Ils étaient arrivés devant l'un de ces précipices et le lama cherchait l'endroit le plus propice pour traverser. Le jeune homme ferma brièvement les yeux et fit une prière.
" As-tu peur de mourir, Dil Bahadur ? demanda Tensing en souriant.
- Non, honorable maître. L'heure de ma mort est écrite dans mon destin depuis avant ma naissance. Je mourrai lorsque j'aurai achevé mon travail dans cette réincarnation et que mon esprit sera prêt à s'envoler ; mais j'ai peur de me briser les os et de rester vivant tout en bas, répliqua le jeune homme en montrant l'impressionnant précipice qui s'ouvrait à ses pieds.
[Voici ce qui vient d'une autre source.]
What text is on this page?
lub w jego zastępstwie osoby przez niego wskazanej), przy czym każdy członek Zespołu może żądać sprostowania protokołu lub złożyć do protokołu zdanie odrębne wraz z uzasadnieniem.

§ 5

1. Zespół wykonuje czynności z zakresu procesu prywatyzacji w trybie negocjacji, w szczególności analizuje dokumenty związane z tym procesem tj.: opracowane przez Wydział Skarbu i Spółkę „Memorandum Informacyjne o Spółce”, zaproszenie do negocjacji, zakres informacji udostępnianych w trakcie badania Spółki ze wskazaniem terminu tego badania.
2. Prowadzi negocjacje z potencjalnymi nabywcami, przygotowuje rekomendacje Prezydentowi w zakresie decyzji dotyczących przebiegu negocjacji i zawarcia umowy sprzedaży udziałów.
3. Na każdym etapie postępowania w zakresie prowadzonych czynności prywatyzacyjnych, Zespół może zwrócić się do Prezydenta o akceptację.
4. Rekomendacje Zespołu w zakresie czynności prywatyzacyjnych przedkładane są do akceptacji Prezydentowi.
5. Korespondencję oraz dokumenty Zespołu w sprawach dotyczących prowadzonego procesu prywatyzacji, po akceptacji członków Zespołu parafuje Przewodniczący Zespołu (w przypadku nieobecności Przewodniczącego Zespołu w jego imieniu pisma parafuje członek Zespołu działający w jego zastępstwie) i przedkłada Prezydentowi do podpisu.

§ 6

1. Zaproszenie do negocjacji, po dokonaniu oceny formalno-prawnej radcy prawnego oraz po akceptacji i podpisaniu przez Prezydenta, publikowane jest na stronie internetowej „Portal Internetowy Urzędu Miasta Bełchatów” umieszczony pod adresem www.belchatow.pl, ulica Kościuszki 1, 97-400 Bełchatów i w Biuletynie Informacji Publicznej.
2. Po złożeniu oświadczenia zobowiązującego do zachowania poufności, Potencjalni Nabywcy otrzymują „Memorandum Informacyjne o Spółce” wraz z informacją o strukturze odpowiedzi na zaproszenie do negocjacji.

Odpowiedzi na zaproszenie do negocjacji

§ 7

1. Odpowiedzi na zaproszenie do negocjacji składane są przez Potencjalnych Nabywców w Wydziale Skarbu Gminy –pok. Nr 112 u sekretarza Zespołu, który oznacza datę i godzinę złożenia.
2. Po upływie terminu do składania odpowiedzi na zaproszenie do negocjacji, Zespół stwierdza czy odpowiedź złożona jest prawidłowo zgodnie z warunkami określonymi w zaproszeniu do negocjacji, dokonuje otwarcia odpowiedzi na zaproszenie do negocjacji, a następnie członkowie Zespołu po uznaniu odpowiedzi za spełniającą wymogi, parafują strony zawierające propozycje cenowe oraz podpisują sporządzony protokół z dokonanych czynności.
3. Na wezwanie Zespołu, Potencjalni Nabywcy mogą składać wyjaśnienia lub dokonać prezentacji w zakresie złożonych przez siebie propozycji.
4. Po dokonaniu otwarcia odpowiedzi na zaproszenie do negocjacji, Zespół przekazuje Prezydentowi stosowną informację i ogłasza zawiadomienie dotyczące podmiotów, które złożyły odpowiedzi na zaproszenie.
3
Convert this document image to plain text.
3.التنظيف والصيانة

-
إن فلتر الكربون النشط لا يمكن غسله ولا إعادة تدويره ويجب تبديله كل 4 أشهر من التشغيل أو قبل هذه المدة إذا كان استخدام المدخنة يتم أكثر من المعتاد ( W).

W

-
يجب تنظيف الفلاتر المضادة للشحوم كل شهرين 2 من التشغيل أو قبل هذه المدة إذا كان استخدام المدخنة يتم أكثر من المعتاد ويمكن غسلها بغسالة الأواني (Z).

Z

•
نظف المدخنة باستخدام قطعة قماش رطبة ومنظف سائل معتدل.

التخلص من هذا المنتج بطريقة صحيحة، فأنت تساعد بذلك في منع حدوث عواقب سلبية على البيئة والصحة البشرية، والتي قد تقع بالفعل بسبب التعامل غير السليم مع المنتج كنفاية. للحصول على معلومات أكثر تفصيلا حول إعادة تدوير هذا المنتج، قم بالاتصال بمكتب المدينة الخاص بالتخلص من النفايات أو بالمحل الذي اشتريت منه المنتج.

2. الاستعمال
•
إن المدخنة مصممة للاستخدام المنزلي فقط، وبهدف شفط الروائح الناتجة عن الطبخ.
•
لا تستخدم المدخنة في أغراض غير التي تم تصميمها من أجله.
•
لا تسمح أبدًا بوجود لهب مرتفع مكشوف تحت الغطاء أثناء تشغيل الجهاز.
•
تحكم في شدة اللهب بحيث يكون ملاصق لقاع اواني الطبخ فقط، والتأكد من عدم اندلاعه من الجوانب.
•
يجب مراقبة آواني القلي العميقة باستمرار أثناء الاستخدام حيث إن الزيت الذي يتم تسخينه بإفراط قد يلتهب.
- Sans doute serait-ce un inconvénient... concéda le lama de bonne humeur. Si tu ouvres ton esprit et ton cœur, cela te paraîtra plus facile, ajouta-t-il.
- Que feriez-vous si je tombais dans le ravin ?
- Le moment venu, peut-être devrai-je y songer. Pour l'instant, mes pensées sont distraites par autre chose.
- Puis-je savoir par quoi, maître ?
- Par la beauté du paysage, répliqua-t-il en montrant la chaîne sans fin des montagnes, la blancheur immaculée de la neige, le ciel resplendissant.
- On dirait un paysage lunaire, observa le jeune homme.
- Peut-être... Sur quelle partie de la lune es-tu allé, Dil Bahadur ? demanda le lama en dissimulant un autre sourire.
- Je ne suis pas encore allé si loin, maître ; mais c'est ainsi que je l'imagine.
- Sur la lune, le ciel est noir et il n'y a pas de montagnes comme celles-ci. Il n'y a pas de neige non plus, tout n'est que roche et poussière couleur de cendre.
- Peut-être un jour pourrai-je faire un voyage astral sur la lune, comme mon honorable maître, concéda le disciple.
- Peut-être... "
Après que le lama eut assuré la perche, tous deux ôtèrent leur tunique et leur manteau, qui les empêchaient de se mouvoir avec aisance, et ils firent quatre paquets de leurs effets. Le lama avait la carrure d'un athlète. Son dos et ses bras n'étaient que muscles, son cou avait l'épaisseur de la cuisse d'un homme de taille normale et ses jambes l'aspect de troncs d'arbre. Ce formidable corps de guerrier contrastait de façon singulière avec son visage serein, ses yeux doux et sa bouche délicate, presque féminine, toujours souriante. Tensing ramassa un à un les paquets, prit de l'élan en tournant le bras comme une aile de moulin, et les lança de l'autre côté du ravin.